Consider the situation these days. Manhattan is now a shopping mall, and a luxury one at that. Across the way, in Brooklyn, bearded youths devour avocado toast while dutifully watching Premier League Football matches on cable flat-screens in woke cafés. But there are few smiles. There’s a one-word explanation for this phenomenon: Trump. In London, the cloud of Brexit hangs over the Thames as a reminder of John Bull-headedness and stupidity. A recent excursion there was an exercise in dodging weaponized umbrellas and random acts of muted hostility. Gone, it seems, is the British bonhomie of old.
And Paris? The City of Light Rain? Why, it’s a sunny place now. Waiters are friendly and salesclerks solicitous. People walking the streets can be seen smiling and laughing, fergawdsakes. What the hell happened? Where did it go, my beloved Paris of the hyper-articulate snarl and the patience of a dying gnat? Whither the blows of yesteryear?
Can the change be put down to winning the World Cup? I don’t buy it – in the blisteringly fast social media vortex now called life, that victory took place way back in the Pleistocene Epoch. Perhaps the smiles stem from the devouring of bushels of anti-depressants? Maybe. But no, seriously, to my mind the explanation resides in a dark place. Following the recent incidents of mass murder (Charlie Hebdo, the Bataclan, etc.), Parisians took to the streets in their millions to mourn their dead – and celebrate their city. They looked at each other, maybe for the first time, really looked at each other.
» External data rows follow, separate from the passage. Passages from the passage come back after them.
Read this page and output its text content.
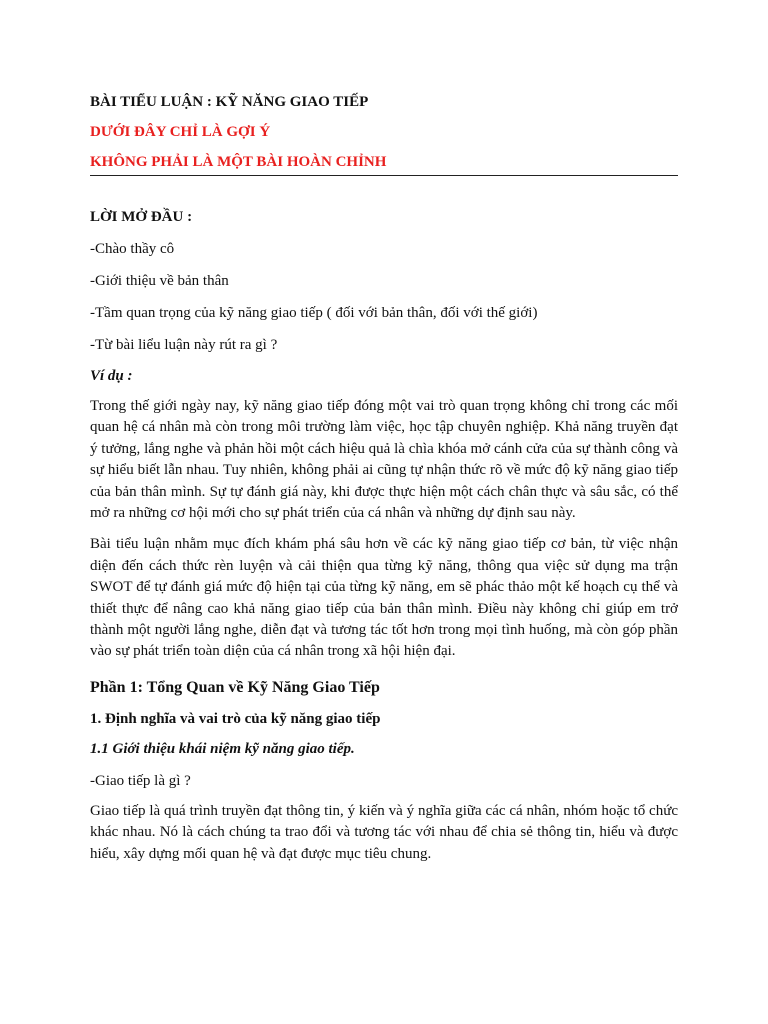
BÀI TIỂU LUẬN : KỸ NĂNG GIAO TIẾP

DƯỚI ĐÂY CHỈ LÀ GỢI Ý

KHÔNG PHẢI LÀ MỘT BÀI HOÀN CHỈNH

LỜI MỞ ĐẦU :

-Chào thầy cô

-Giới thiệu về bản thân

-Tầm quan trọng của kỹ năng giao tiếp ( đối với bản thân, đối với thế giới)

-Từ bài liểu luận này rút ra gì ?

Ví dụ :

Trong thế giới ngày nay, kỹ năng giao tiếp đóng một vai trò quan trọng không chỉ trong các mối quan hệ cá nhân mà còn trong môi trường làm việc, học tập chuyên nghiệp. Khả năng truyền đạt ý tưởng, lắng nghe và phản hồi một cách hiệu quả là chìa khóa mở cánh cửa của sự thành công và sự hiểu biết lẫn nhau. Tuy nhiên, không phải ai cũng tự nhận thức rõ về mức độ kỹ năng giao tiếp của bản thân mình. Sự tự đánh giá này, khi được thực hiện một cách chân thực và sâu sắc, có thể mở ra những cơ hội mới cho sự phát triển của cá nhân và những dự định sau này.

Bài tiểu luận nhằm mục đích khám phá sâu hơn về các kỹ năng giao tiếp cơ bản, từ việc nhận diện đến cách thức rèn luyện và cải thiện qua từng kỹ năng, thông qua việc sử dụng ma trận SWOT để tự đánh giá mức độ hiện tại của từng kỹ năng, em sẽ phác thảo một kế hoạch cụ thể và thiết thực để nâng cao khả năng giao tiếp của bản thân mình. Điều này không chỉ giúp em trở thành một người lắng nghe, diễn đạt và tương tác tốt hơn trong mọi tình huống, mà còn góp phần vào sự phát triển toàn diện của cá nhân trong xã hội hiện đại.

Phần 1: Tổng Quan về Kỹ Năng Giao Tiếp

1. Định nghĩa và vai trò của kỹ năng giao tiếp

1.1 Giới thiệu khái niệm kỹ năng giao tiếp.

-Giao tiếp là gì ?

Giao tiếp là quá trình truyền đạt thông tin, ý kiến và ý nghĩa giữa các cá nhân, nhóm hoặc tổ chức khác nhau. Nó là cách chúng ta trao đổi và tương tác với nhau để chia sẻ thông tin, hiểu và được hiểu, xây dựng mối quan hệ và đạt được mục tiêu chung.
Hey, we are not just hapless atoms trapped in a malevolent centrifuge; we are actually people, individuals, who happen to live in an exceptionally pleasant place, a place worth preserving, protecting and enjoying. Dammit, life is good here.
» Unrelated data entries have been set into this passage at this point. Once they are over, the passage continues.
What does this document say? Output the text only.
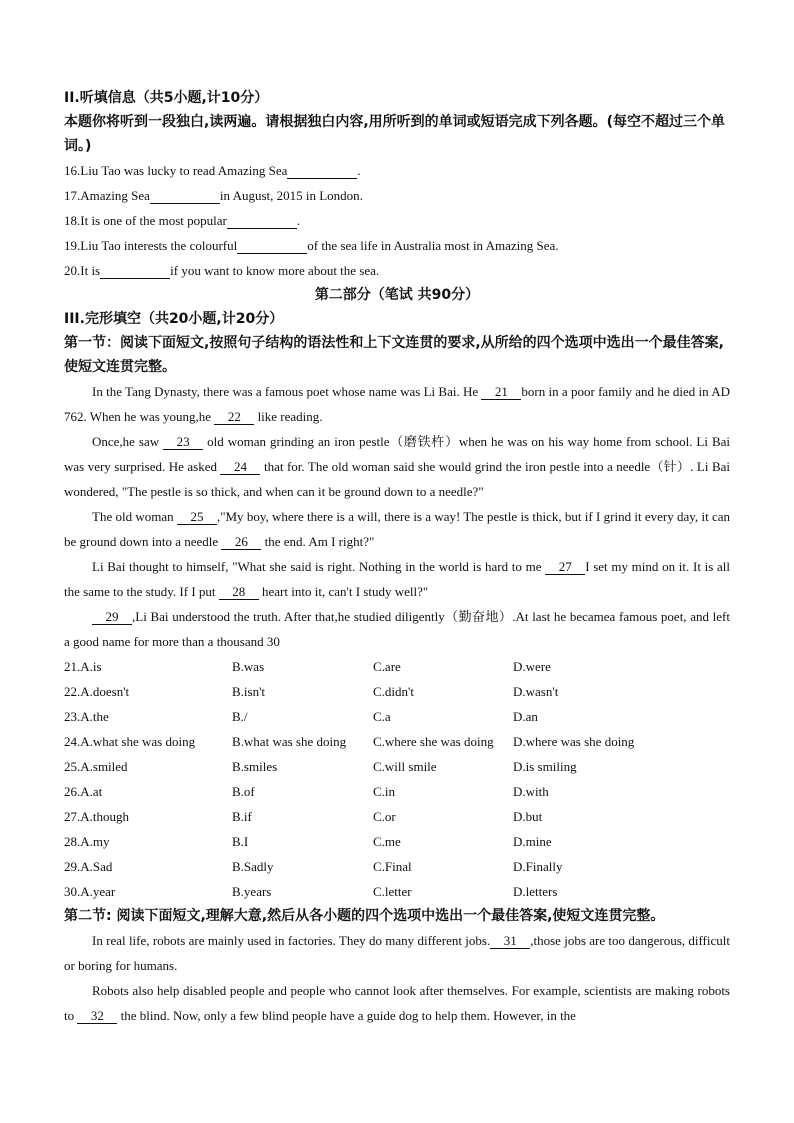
II.听填信息（共5小题,计10分）
本题你将听到一段独白,读两遍。请根据独白内容,用所听到的单词或短语完成下列各题。(每空不超过三个单词。)
16.Liu Tao was lucky to read Amazing Sea	.
17.Amazing Sea	in August, 2015 in London.
18.It is one of the most popular	.
19.Liu Tao interests the colourful	of the sea life in Australia most in Amazing Sea.
20.It is	if you want to know more about the sea.
第二部分（笔试 共90分）
III.完形填空（共20小题,计20分）
第一节：阅读下面短文,按照句子结构的语法性和上下文连贯的要求,从所给的四个选项中选出一个最佳答案,使短文连贯完整。

In the Tang Dynasty, there was a famous poet whose name was Li Bai. He 21 born in a poor family and he died in AD 762. When he was young,he 22 like reading.

Once,he saw 23 old woman grinding an iron pestle（磨铁杵）when he was on his way home from school. Li Bai was very surprised. He asked 24 that for. The old woman said she would grind the iron pestle into a needle（针）. Li Bai wondered, "The pestle is so thick, and when can it be ground down to a needle?"

The old woman 25 ,"My boy, where there is a will, there is a way! The pestle is thick, but if I grind it every day, it can be ground down into a needle 26 the end. Am I right?"

Li Bai thought to himself, "What she said is right. Nothing in the world is hard to me 27 I set my mind on it. It is all the same to the study. If I put 28 heart into it, can't I study well?"

29 ,Li Bai understood the truth. After that,he studied diligently（勤奋地）.At last he becamea famous poet, and left a good name for more than a thousand 30

21.A.is	B.was	C.are	D.were
22.A.doesn't	B.isn't	C.didn't	D.wasn't
23.A.the	B./	C.a	D.an
24.A.what she was doing	B.what was she doing	C.where she was doing	D.where was she doing
25.A.smiled	B.smiles	C.will smile	D.is smiling
26.A.at	B.of	C.in	D.with
27.A.though	B.if	C.or	D.but
28.A.my	B.I	C.me	D.mine
29.A.Sad	B.Sadly	C.Final	D.Finally
30.A.year	B.years	C.letter	D.letters
第二节: 阅读下面短文,理解大意,然后从各小题的四个选项中选出一个最佳答案,使短文连贯完整。

In real life, robots are mainly used in factories. They do many different jobs. 31 ,those jobs are too dangerous, difficult or boring for humans.

Robots also help disabled people and people who cannot look after themselves. For example, scientists are making robots to 32 the blind. Now, only a few blind people have a guide dog to help them. However, in the
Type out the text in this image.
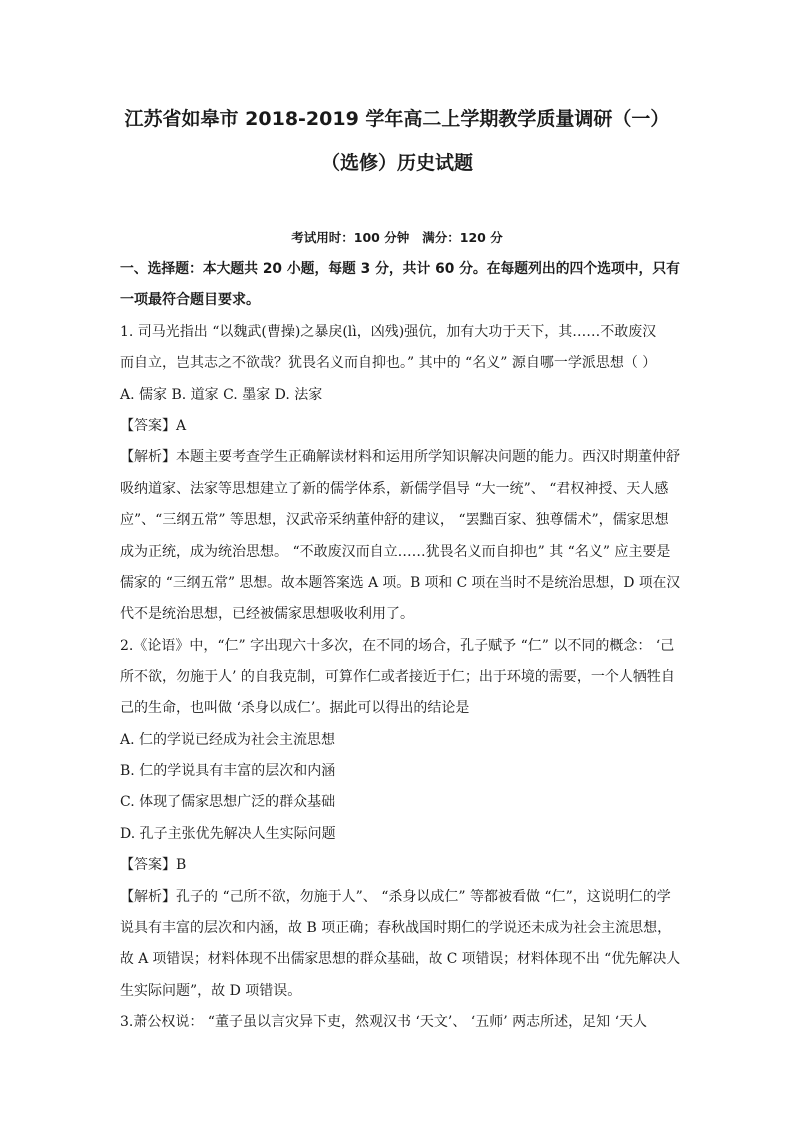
江苏省如皋市 2018-2019 学年高二上学期教学质量调研（一）
（选修）历史试题
考试用时：100 分钟   满分：120 分
一、选择题：本大题共 20 小题，每题 3 分，共计 60 分。在每题列出的四个选项中，只有
一项最符合题目要求。
1. 司马光指出 “以魏武(曹操)之暴戾(lì，凶残)强伉，加有大功于天下，其……不敢废汉
而自立，岂其志之不欲哉？犹畏名义而自抑也。” 其中的 “名义” 源自哪一学派思想（ ）
A. 儒家 B. 道家 C. 墨家 D. 法家
【答案】A
【解析】本题主要考查学生正确解读材料和运用所学知识解决问题的能力。西汉时期董仲舒
吸纳道家、法家等思想建立了新的儒学体系，新儒学倡导 “大一统”、 “君权神授、天人感
应”、“三纲五常” 等思想，汉武帝采纳董仲舒的建议， “罢黜百家、独尊儒术”，儒家思想
成为正统，成为统治思想。 “不敢废汉而自立……犹畏名义而自抑也” 其 “名义” 应主要是
儒家的 “三纲五常” 思想。故本题答案选 A 项。B 项和 C 项在当时不是统治思想，D 项在汉
代不是统治思想，已经被儒家思想吸收利用了。
2.《论语》中，“仁” 字出现六十多次，在不同的场合，孔子赋予 “仁” 以不同的概念： ‘己
所不欲，勿施于人’ 的自我克制，可算作仁或者接近于仁；出于环境的需要，一个人牺牲自
己的生命，也叫做 ‘杀身以成仁’。据此可以得出的结论是
A. 仁的学说已经成为社会主流思想
B. 仁的学说具有丰富的层次和内涵
C. 体现了儒家思想广泛的群众基础
D. 孔子主张优先解决人生实际问题
【答案】B
【解析】孔子的 “己所不欲，勿施于人”、 “杀身以成仁” 等都被看做 “仁”，这说明仁的学
说具有丰富的层次和内涵，故 B 项正确；春秋战国时期仁的学说还未成为社会主流思想，
故 A 项错误；材料体现不出儒家思想的群众基础，故 C 项错误；材料体现不出 “优先解决人
生实际问题”，故 D 项错误。
3.萧公权说： “董子虽以言灾异下吏，然观汉书 ‘天文’、 ‘五师’ 两志所述，足知 ‘天人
Yes, yes, there is a deplorable archipelago of misery in the city, particularly in the encampments of the unwanted and displaced. And yes, some poisoned darts of rudeness still fly. Just yesterday one was aimed at me by, of all people, a Genius in the Apple Store. But if you stick to central Paris and ignore the pained faces of people stuck in traffic, or lining up to pay at Monoprix, or staring morosely at their smartphone screens or yelling at their children paralyzed before gelato dispensaries, then Parisians come across as a fairly contented lot. Paris is not Paradise, of course, but it is faring better than its two peers in the outward manifestations of happiness. May this access of cheerfulness last for at least a few more weeks. Because it was a long time in coming, putain de merde!